Contributions can be made to a qualified profit-sharing plan whether or not the employer has current or accumulated profits. Contributions must be made on a non-discriminatory basis.


Cash or deferred arrangements (CODAs), popularly known as "401(k)" plans allow an employee to choose whether the employer should pay a certain amount directly to the employee in cash, or should instead pay that amount on the employee's behalf to a qualified trust under a profit-sharing plan, a stock bonus plan, a pre-ERISA money purchase plan or a rural cooperative defined contribution pension plan.

Sharing Plan Contribution Limits

Two annual limits apply to contributions:

  • A limit on employee elective deferrals; and

  • An overall limit on contributions to a participant’s plan account (including the total of all employer contributions, employee elective deferrals and any forfeiture allocations).

Deferral limits for 401(k) plans 

The limit on employee elective deferrals (for traditional and safe harbor plans) is:

  • $18,000 in 2016

  • The $18,000 amount may be increased in future years for cost-of-living adjustments.

Generally, you aggregate all elective deferrals you made to all plans in which you participate  to determine if you have exceeded these limits. If a plan participant’s elective deferrals are more than the annual limit, find out how you can correct this plan mistake.

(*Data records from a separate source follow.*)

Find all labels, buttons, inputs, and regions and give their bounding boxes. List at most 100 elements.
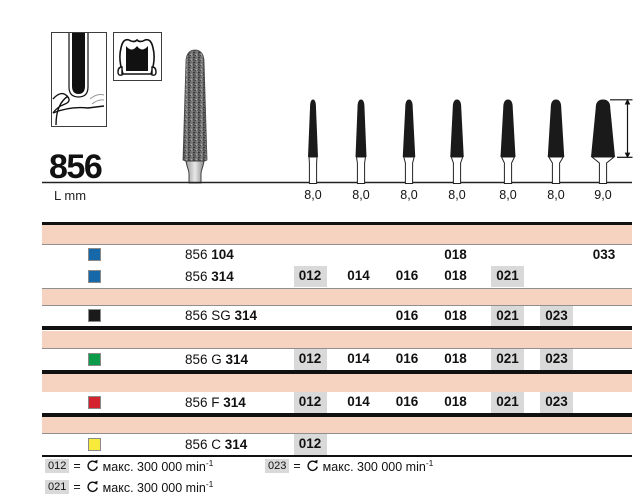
molar-crown-preparation-icon <box>117 38 157 76</box>
hairline-rule <box>42 348 632 350</box>
bur-profile-silhouette <box>355 99 367 157</box>
iso-size-cell: 023 <box>540 392 573 413</box>
max-rotation-speed-icon <box>87 480 98 493</box>
hairline-rule <box>42 287 632 289</box>
speed-footnote: 012 = макс. 300 000 min-1 <box>45 458 213 474</box>
hairline-rule <box>42 243 632 245</box>
bur-profile-silhouette <box>308 99 318 157</box>
iso-size-cell: 021 <box>491 392 524 413</box>
length-axis-label: L mm <box>54 188 87 203</box>
grit-color-square-blue <box>88 248 101 261</box>
length-value: 8,0 <box>400 188 417 202</box>
iso-size-cell: 012 <box>293 392 327 413</box>
iso-size-cell: 018 <box>444 351 467 366</box>
equals-sign: = <box>73 480 81 494</box>
length-labels: 8,0 8,0 8,0 8,0 8,0 8,0 9,0 <box>304 188 611 202</box>
instrument-label: 856 SG 314 <box>185 308 258 323</box>
iso-size-cell: 012 <box>293 349 327 370</box>
heavy-rule <box>42 222 632 225</box>
bur-profile-silhouette <box>402 99 416 157</box>
iso-size-badge: 023 <box>265 459 290 473</box>
heavy-rule <box>42 369 632 374</box>
application-pictogram-margin <box>51 32 107 127</box>
hairline-rule <box>129 265 632 267</box>
iso-size-badge: 012 <box>45 459 70 473</box>
iso-size-cell: 033 <box>592 246 616 262</box>
table-row: 856 F 314 012 014 016 018 021 023 <box>42 392 632 413</box>
iso-size-cell: 016 <box>395 268 419 284</box>
table-row: 856 104 018 033 <box>42 244 632 265</box>
iso-size-cell: 018 <box>444 268 467 284</box>
grit-color-square-red <box>88 395 101 409</box>
bur-at-crown-margin-icon <box>52 33 105 126</box>
equals-sign: = <box>73 459 81 473</box>
speed-footnote: 021 = макс. 300 000 min-1 <box>45 479 213 495</box>
iso-size-cell: 014 <box>347 394 370 409</box>
application-pictogram-crown <box>113 32 162 81</box>
iso-size-cell: 016 <box>395 394 419 409</box>
iso-size-cell: 012 <box>293 434 327 455</box>
grit-color-square-black <box>88 309 101 322</box>
instrument-label: 856 G 314 <box>185 351 249 367</box>
iso-size-cell: 021 <box>491 349 524 370</box>
size-profile-diagram: 8,0 8,0 8,0 8,0 8,0 8,0 9,0 <box>42 98 633 202</box>
bur-profile-silhouette <box>450 99 464 157</box>
length-value: 8,0 <box>352 188 369 202</box>
grit-color-square-blue <box>88 269 101 283</box>
length-value: 8,0 <box>448 188 465 202</box>
separator-band <box>42 417 632 434</box>
iso-size-badge: 021 <box>45 480 70 494</box>
iso-size-cell: 014 <box>347 351 370 366</box>
separator-band <box>42 225 632 244</box>
iso-size-cell: 018 <box>444 394 467 409</box>
separator-band <box>42 288 632 305</box>
speed-footnote: 023 = макс. 300 000 min-1 <box>265 458 433 474</box>
max-rotation-speed-icon <box>87 459 98 472</box>
iso-size-cell: 016 <box>395 307 419 323</box>
instrument-label: 856 104 <box>185 247 234 262</box>
table-row: 856 314 012 014 016 018 021 <box>42 266 632 287</box>
bur-profile-silhouette <box>500 99 516 157</box>
equals-sign: = <box>293 459 301 473</box>
length-value: 9,0 <box>594 188 611 202</box>
iso-size-cell: 012 <box>293 266 327 287</box>
length-value: 8,0 <box>499 188 516 202</box>
instrument-label: 856 C 314 <box>185 436 248 452</box>
instrument-label: 856 F 314 <box>185 394 246 410</box>
bur-profiles <box>308 99 616 184</box>
max-speed-text: макс. 300 000 min-1 <box>102 478 214 496</box>
product-number: 856 <box>49 148 103 186</box>
hairline-rule <box>42 433 632 435</box>
table-row: 856 SG 314 016 018 021 023 <box>42 305 632 326</box>
length-value: 8,0 <box>547 188 564 202</box>
diamond-bur-photo <box>182 49 208 184</box>
instrument-label: 856 314 <box>185 268 234 284</box>
iso-size-cell: 016 <box>395 351 419 366</box>
iso-size-cell: 021 <box>491 266 524 287</box>
length-dimension-arrow <box>610 98 633 159</box>
iso-size-cell: 021 <box>491 305 524 326</box>
max-speed-text: макс. 300 000 min-1 <box>102 457 214 475</box>
separator-band <box>42 374 632 392</box>
bur-profile-silhouette <box>547 99 565 157</box>
iso-size-cell: 023 <box>540 349 573 370</box>
grit-color-square-yellow <box>88 437 101 451</box>
table-row: 856 C 314 012 <box>42 434 632 455</box>
separator-band <box>42 330 632 348</box>
heavy-rule <box>42 326 632 330</box>
grit-color-square-green <box>88 352 101 366</box>
heavy-rule <box>42 454 632 457</box>
table-row: 856 G 314 012 014 016 018 021 023 <box>42 349 632 370</box>
iso-size-cell: 018 <box>444 307 467 323</box>
iso-size-cell: 023 <box>540 305 573 326</box>
max-rotation-speed-icon <box>307 459 318 472</box>
hairline-rule <box>42 304 632 306</box>
bur-profile-silhouette <box>591 99 615 157</box>
length-value: 8,0 <box>304 188 321 202</box>
iso-size-cell: 014 <box>347 268 370 284</box>
iso-size-cell: 018 <box>444 246 467 262</box>
max-speed-text: макс. 300 000 min-1 <box>322 457 434 475</box>
heavy-rule <box>42 412 632 417</box>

Deferral limits for a SIMPLE 401(k) plan

The limit on employee elective deferrals to a SIMPLE 401(k) plan is:

  • $12,500 in 2016

  • This amount may be increased in future years for cost-of-living adjustments

Plan-based restrictions on elective deferrals

These restrictions may further reduce the maximum allowable elective deferrals:

  • Your plan's terms may impose a lower limit on elective deferrals

  • If you are a manager, owner, or highly compensated employee, your plan might need to limit your elective deferrals to pass nondiscrimination tests

Catch-up contributions for those age 50 and over

If permitted by the 401(k) plan, participants who are age 50 or over at the end of the calendar year can also make catch-up contributions. The additional elective deferrals you may contribute is:

  • 6,000 to traditional and safe harbor 401(k) plans in 2016

  • $3,000 to SIMPLE 401(k) plans in 2016

  • These amounts may be increased in future years for cost-of-living adjustments

Employee Stock Ownership Plans (ESOPs)

An ESOP is a qualified defined contribution plan that is either a stock bonus plan, or a combination stock bonus plan and money purchase plan, that invests primarily in employer securities, and is formally designated as an ESOP.

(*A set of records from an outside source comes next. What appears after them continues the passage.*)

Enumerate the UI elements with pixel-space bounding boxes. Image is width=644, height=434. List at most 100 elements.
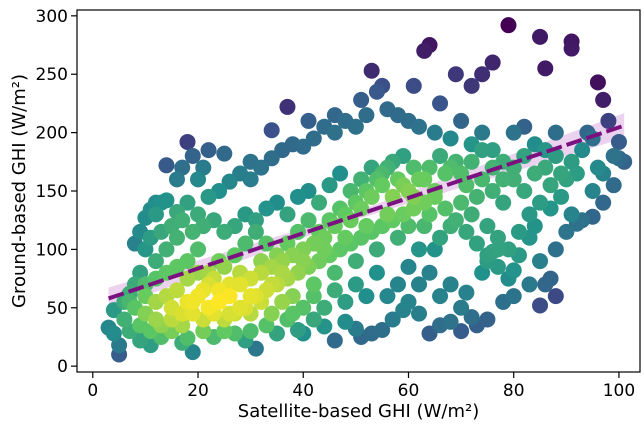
scatter-point	[505, 262, 522, 279]
scatter-point	[442, 276, 459, 293]
scatter-point	[168, 282, 185, 299]
x-tick-label: 0	[87, 381, 98, 401]
scatter-point	[316, 299, 333, 316]
scatter-point	[279, 98, 296, 115]
scatter-point	[411, 171, 428, 188]
scatter-point	[605, 177, 622, 194]
scatter-point	[158, 157, 175, 174]
scatter-point	[200, 188, 217, 205]
scatter-point	[279, 206, 296, 223]
scatter-point	[168, 229, 185, 246]
scatter-point	[510, 223, 527, 240]
scatter-point	[421, 264, 438, 281]
scatter-point	[358, 107, 375, 124]
scatter-point	[190, 171, 207, 188]
scatter-point	[521, 276, 538, 293]
scatter-point	[442, 130, 459, 147]
scatter-point	[411, 241, 428, 258]
scatter-point	[179, 133, 196, 150]
scatter-point	[432, 288, 449, 305]
scatter-point	[453, 112, 470, 129]
scatter-point	[200, 142, 217, 159]
scatter-point	[158, 241, 175, 258]
scatter-point	[242, 323, 259, 340]
scatter-point	[337, 293, 354, 310]
scatter-point	[174, 212, 191, 229]
scatter-point	[289, 188, 306, 205]
scatter-point	[374, 177, 391, 194]
scatter-point	[521, 206, 538, 223]
scatter-point	[432, 229, 449, 246]
y-tick-label: 50	[46, 299, 68, 319]
scatter-point	[432, 95, 449, 112]
scatter-point	[426, 124, 443, 141]
scatter-point	[405, 200, 422, 217]
scatter-point	[458, 284, 475, 301]
scatter-point	[263, 305, 280, 322]
scatter-point	[447, 212, 464, 229]
points-layer	[100, 17, 633, 363]
y-tick-label: 300	[36, 7, 68, 27]
scatter-point	[247, 212, 264, 229]
scatter-point	[405, 77, 422, 94]
scatter-point	[563, 40, 580, 57]
scatter-point	[563, 206, 580, 223]
scatter-point	[532, 28, 549, 45]
scatter-point	[532, 297, 549, 314]
scatter-point	[479, 311, 496, 328]
scatter-point	[489, 241, 506, 258]
scatter-point	[184, 147, 201, 164]
y-tick-label: 100	[36, 240, 68, 260]
scatter-point	[105, 325, 122, 342]
scatter-point	[537, 276, 554, 293]
scatter-point	[484, 183, 501, 199]
scatter-point	[379, 288, 396, 305]
scatter-point	[368, 264, 385, 281]
scatter-point	[237, 235, 254, 252]
scatter-point	[453, 299, 470, 316]
scatter-point	[432, 147, 449, 164]
scatter-point	[489, 229, 506, 246]
scatter-point	[542, 177, 559, 194]
scatter-point	[463, 153, 480, 170]
scatter-point	[184, 293, 201, 310]
scatter-point	[289, 321, 306, 338]
scatter-point	[474, 124, 491, 141]
scatter-point	[195, 323, 212, 340]
scatter-point	[363, 188, 380, 205]
scatter-point	[600, 112, 617, 129]
y-axis-title: Ground-based GHI (W/m²)	[9, 74, 30, 308]
scatter-point	[347, 253, 364, 270]
scatter-point	[516, 183, 533, 199]
scatter-point	[453, 323, 470, 340]
scatter-point	[389, 276, 406, 293]
scatter-point	[574, 142, 591, 159]
scatter-point	[400, 258, 417, 275]
scatter-point	[553, 165, 570, 182]
scatter-point	[447, 66, 464, 83]
scatter-point	[321, 177, 338, 194]
scatter-point	[158, 192, 175, 209]
scatter-point	[474, 142, 491, 159]
scatter-point	[147, 311, 164, 328]
scatter-point	[258, 200, 275, 217]
scatter-point	[363, 62, 380, 79]
scatter-point	[347, 118, 364, 135]
x-tick-label: 100	[603, 381, 635, 401]
scatter-point	[326, 124, 343, 141]
scatter-point	[595, 91, 612, 108]
scatter-point	[453, 194, 470, 211]
scatter-point	[463, 77, 480, 94]
scatter-point	[305, 276, 322, 293]
scatter-point	[379, 206, 396, 223]
x-tick-label: 80	[503, 381, 525, 401]
scatter-point	[605, 147, 622, 164]
scatter-point	[116, 311, 133, 328]
scatter-point	[300, 212, 317, 229]
scatter-point	[353, 200, 370, 217]
scatter-point	[495, 171, 512, 188]
scatter-point	[132, 332, 149, 349]
x-axis: 0 20 40 60 80 100	[87, 372, 635, 401]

For S Corporations, to ensure that ESOPs benefit a broad range of an employees, restrictions apply that generally prohibit the accrual or allocation of S corporation stock to certain disqualified persons in an ESOP where 10% owners hold 50% or more of the interests in the S corporation.

Dividends on employer securities that are distributed from an ESOP must be reported on a Form 1099-R that does not report any other distributions rather than on Form 1099-Div

Vesting of Benefits

Plans must provide that a participant right to his accrued benefit vests at certain rates during the years of his/her employment. Benefits from employee contributions must be 100% vested at all times. Benefits derived from employer contributions must become nonforfeitable when the employee reaches normal retirement age.

Coverage and eligibility requirements

A qualified plan other than a government plan must meet special tests designated to ensure adequate coverage of rank and file employees and avoid discrimination.

The plan, on at least one day in each quarter, either (1) benefit 70% of the employees who aren't "highly compensated" or (2) benefit a percentage of nonhighly compensated employees that is at least 70% of the highly compensated benefiting, or (3) meet a test under which the average benefit for the nonhighly compensated.

The definition of "highly compensated" is an employee who (1) was a 5% owner at any time during the determination year or the preceding year, or (2) for the preceding year, received more than $115,000 in compensation from the employer, and, if the employer elects, also was in the "top-paid group" (top 20%) of employees for that year.